A DARK MUSIC, by Robert Froese, Flat Bay Press, Harrington, Maine, paperback, $15.
Want to know what it’s like to go on a successful archaeological dig in the southern New Mexico desert during a hot summer? Read Robert Froese’s new novel, “A Dark Music,” in which he describes the science of archaeology as an “endless backbreaking letdown,” and “like working a construction site where nothing gets built.” The excitement, however, for the scientists and their students comes when something does get discovered, and in this arresting novel, something big is unearthed, a mummy from perhaps 23,000 years ago, maybe “the archaeology find of the century.”
Some readers initially may be turned off by the plethora of geological terminology, which mostly goes unexplained, with terms such as spall, tuff, carpring, bioturbation, lithics, taphonomy and chert debitage. But the book is not only a good introduction to what it is archaeologists actually do, it’s also a love story between the two main characters. Emily Franklin is an undergraduate who makes her own jewelry from stuff she collects, and who is on her first dig. Will Stanton is a graduate research assistant, who is described as a “stone and tool” specialist with the hots for mathematical analysis, who also enjoys going naked in the desert.
Emily, adventurous as Will, enjoys exploring the desert by herself, which leads her into dangerous territory a couple of times when she is almost killed during a lightning storm and is almost raped by another man who is part of the team in the camp. There’s a mountain lion on the prowl, too, which makes everyone nervous.
However, it’s the landscape itself that’s the strongest, most unforgettable character in the story, lovingly described throughout.
“The land is a text,” Froese writes, “a meaningful complexity of sand and rock, dust and vegetation. Long ago the first human beings ventured here, left their marks, and vanished. And the land went on rearranging itself, gathering and tilting its shapes like waves against the wind, against the sun. And now THESE human beings arrive. They cut carefully into the record, knell and squat together, quietly contemplating. As if the ones who came before were sending messages.”
“Archaeologists,” explains the author, “even under normal circumstances, are highly territorial creatures” … and “cataclysmic burials are the sort of territory attractive to dogs and archaeologists.” He reminds us, too, that “geology has not stopped. We are still embroiled in it. … we practice science because of the need to understand. It’s not a practice we can afford to take lightly.” He has one of his characters say at one point, “Whatever is here, the stone knows.”
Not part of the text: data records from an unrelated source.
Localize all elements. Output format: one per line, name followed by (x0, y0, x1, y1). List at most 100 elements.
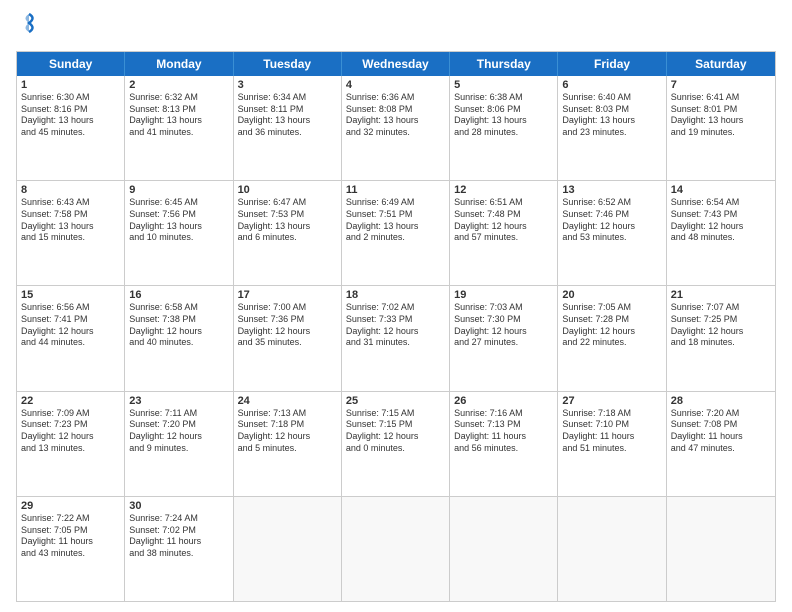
day-number: 1 (21, 79, 120, 91)
cell-line: Sunrise: 6:36 AM (346, 92, 445, 104)
cell-line: Sunrise: 6:58 AM (129, 302, 228, 314)
cell-line: Sunrise: 6:34 AM (238, 92, 337, 104)
day-number: 11 (346, 184, 445, 196)
cell-line: and 10 minutes. (129, 232, 228, 244)
cell-line: Sunrise: 7:18 AM (562, 408, 661, 420)
cell-line: and 6 minutes. (238, 232, 337, 244)
cell-line: Sunset: 7:36 PM (238, 314, 337, 326)
header-day-thursday: Thursday (450, 52, 558, 76)
day-number: 7 (671, 79, 771, 91)
cell-line: and 47 minutes. (671, 443, 771, 455)
calendar-cell: 1Sunrise: 6:30 AMSunset: 8:16 PMDaylight… (17, 76, 125, 180)
cell-line: Sunrise: 6:32 AM (129, 92, 228, 104)
day-number: 12 (454, 184, 553, 196)
cell-line: and 43 minutes. (21, 548, 120, 560)
cell-line: Sunset: 8:01 PM (671, 104, 771, 116)
day-number: 25 (346, 395, 445, 407)
cell-line: Sunset: 7:46 PM (562, 209, 661, 221)
day-number: 28 (671, 395, 771, 407)
cell-line: Sunset: 7:10 PM (562, 419, 661, 431)
cell-line: and 44 minutes. (21, 337, 120, 349)
cell-line: Sunset: 8:16 PM (21, 104, 120, 116)
cell-line: and 57 minutes. (454, 232, 553, 244)
calendar-cell: 30Sunrise: 7:24 AMSunset: 7:02 PMDayligh… (125, 497, 233, 601)
calendar-cell (450, 497, 558, 601)
cell-line: Sunrise: 7:05 AM (562, 302, 661, 314)
cell-line: Sunrise: 6:38 AM (454, 92, 553, 104)
cell-line: Sunrise: 6:51 AM (454, 197, 553, 209)
cell-line: Sunset: 7:05 PM (21, 525, 120, 537)
day-number: 27 (562, 395, 661, 407)
cell-line: Daylight: 13 hours (129, 221, 228, 233)
cell-line: and 19 minutes. (671, 127, 771, 139)
cell-line: Daylight: 13 hours (238, 221, 337, 233)
cell-line: Daylight: 13 hours (346, 221, 445, 233)
cell-line: Sunrise: 7:24 AM (129, 513, 228, 525)
day-number: 4 (346, 79, 445, 91)
cell-line: Daylight: 13 hours (238, 115, 337, 127)
cell-line: Daylight: 12 hours (346, 431, 445, 443)
cell-line: Daylight: 12 hours (454, 221, 553, 233)
cell-line: Sunset: 7:25 PM (671, 314, 771, 326)
logo (16, 12, 40, 39)
cell-line: Daylight: 12 hours (671, 326, 771, 338)
cell-line: Sunrise: 7:11 AM (129, 408, 228, 420)
calendar-cell: 27Sunrise: 7:18 AMSunset: 7:10 PMDayligh… (558, 392, 666, 496)
day-number: 2 (129, 79, 228, 91)
cell-line: and 45 minutes. (21, 127, 120, 139)
day-number: 16 (129, 289, 228, 301)
cell-line: Daylight: 12 hours (129, 431, 228, 443)
cell-line: Sunrise: 6:41 AM (671, 92, 771, 104)
calendar-cell (234, 497, 342, 601)
cell-line: Sunset: 7:20 PM (129, 419, 228, 431)
cell-line: and 13 minutes. (21, 443, 120, 455)
calendar-cell: 2Sunrise: 6:32 AMSunset: 8:13 PMDaylight… (125, 76, 233, 180)
cell-line: Sunset: 8:08 PM (346, 104, 445, 116)
cell-line: Daylight: 13 hours (21, 115, 120, 127)
cell-line: Sunset: 7:38 PM (129, 314, 228, 326)
calendar-row: 22Sunrise: 7:09 AMSunset: 7:23 PMDayligh… (17, 392, 775, 497)
cell-line: Sunrise: 7:00 AM (238, 302, 337, 314)
cell-line: and 9 minutes. (129, 443, 228, 455)
cell-line: and 23 minutes. (562, 127, 661, 139)
cell-line: Daylight: 13 hours (454, 115, 553, 127)
cell-line: Sunrise: 7:09 AM (21, 408, 120, 420)
day-number: 21 (671, 289, 771, 301)
calendar-row: 29Sunrise: 7:22 AMSunset: 7:05 PMDayligh… (17, 497, 775, 601)
cell-line: Daylight: 11 hours (129, 536, 228, 548)
cell-line: Sunset: 7:53 PM (238, 209, 337, 221)
calendar-row: 1Sunrise: 6:30 AMSunset: 8:16 PMDaylight… (17, 76, 775, 181)
calendar-cell: 16Sunrise: 6:58 AMSunset: 7:38 PMDayligh… (125, 286, 233, 390)
day-number: 9 (129, 184, 228, 196)
cell-line: Sunset: 7:18 PM (238, 419, 337, 431)
day-number: 14 (671, 184, 771, 196)
cell-line: and 31 minutes. (346, 337, 445, 349)
day-number: 15 (21, 289, 120, 301)
cell-line: Sunset: 7:33 PM (346, 314, 445, 326)
calendar-cell: 6Sunrise: 6:40 AMSunset: 8:03 PMDaylight… (558, 76, 666, 180)
cell-line: and 56 minutes. (454, 443, 553, 455)
cell-line: Sunset: 7:56 PM (129, 209, 228, 221)
cell-line: Daylight: 12 hours (562, 221, 661, 233)
calendar-row: 8Sunrise: 6:43 AMSunset: 7:58 PMDaylight… (17, 181, 775, 286)
day-number: 20 (562, 289, 661, 301)
calendar: SundayMondayTuesdayWednesdayThursdayFrid… (16, 51, 776, 602)
cell-line: Daylight: 11 hours (562, 431, 661, 443)
calendar-row: 15Sunrise: 6:56 AMSunset: 7:41 PMDayligh… (17, 286, 775, 391)
cell-line: Sunset: 8:13 PM (129, 104, 228, 116)
day-number: 19 (454, 289, 553, 301)
calendar-cell: 25Sunrise: 7:15 AMSunset: 7:15 PMDayligh… (342, 392, 450, 496)
cell-line: Sunrise: 6:52 AM (562, 197, 661, 209)
calendar-cell: 18Sunrise: 7:02 AMSunset: 7:33 PMDayligh… (342, 286, 450, 390)
calendar-cell: 22Sunrise: 7:09 AMSunset: 7:23 PMDayligh… (17, 392, 125, 496)
cell-line: and 35 minutes. (238, 337, 337, 349)
day-number: 13 (562, 184, 661, 196)
cell-line: Sunset: 7:48 PM (454, 209, 553, 221)
calendar-cell: 4Sunrise: 6:36 AMSunset: 8:08 PMDaylight… (342, 76, 450, 180)
cell-line: Sunset: 7:28 PM (562, 314, 661, 326)
cell-line: and 40 minutes. (129, 337, 228, 349)
day-number: 22 (21, 395, 120, 407)
cell-line: Sunrise: 7:20 AM (671, 408, 771, 420)
cell-line: Sunrise: 7:07 AM (671, 302, 771, 314)
calendar-cell: 7Sunrise: 6:41 AMSunset: 8:01 PMDaylight… (667, 76, 775, 180)
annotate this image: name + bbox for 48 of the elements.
The title of the book is explained right at the beginning of the dig when young Emily begins to realize “And so, too, like a dark music, those first humans at some point entered and occupied this space.”
Whether he intended to, the author makes a good case of archaeology being a lot like writing, digging out the story, the poem, the human history.
Robert Froese, a professor of creative writing and film at the University of Maine of Machias, has published two previous novels, “The Hour of Blue” and “The Forgotten Condition of Things.” As a scholar, he’s well-qualified to write about archaeology since he has a bachelor’s degree in geology from Rensselaer Polytechnic Institute, where he also received his master’s degree in communications. He also holds a master’s and doctorate in English from SUNY-Albany. He lives in Machias with his wife, Leonore Hildebrand, who is an artist, and who provided the handsome cover design of the New Mexico desert for “A Dark Music.”
Self-published, the book is available from the author at Flat Bay Press, P.O. Box 217, Harrington, Maine 04643.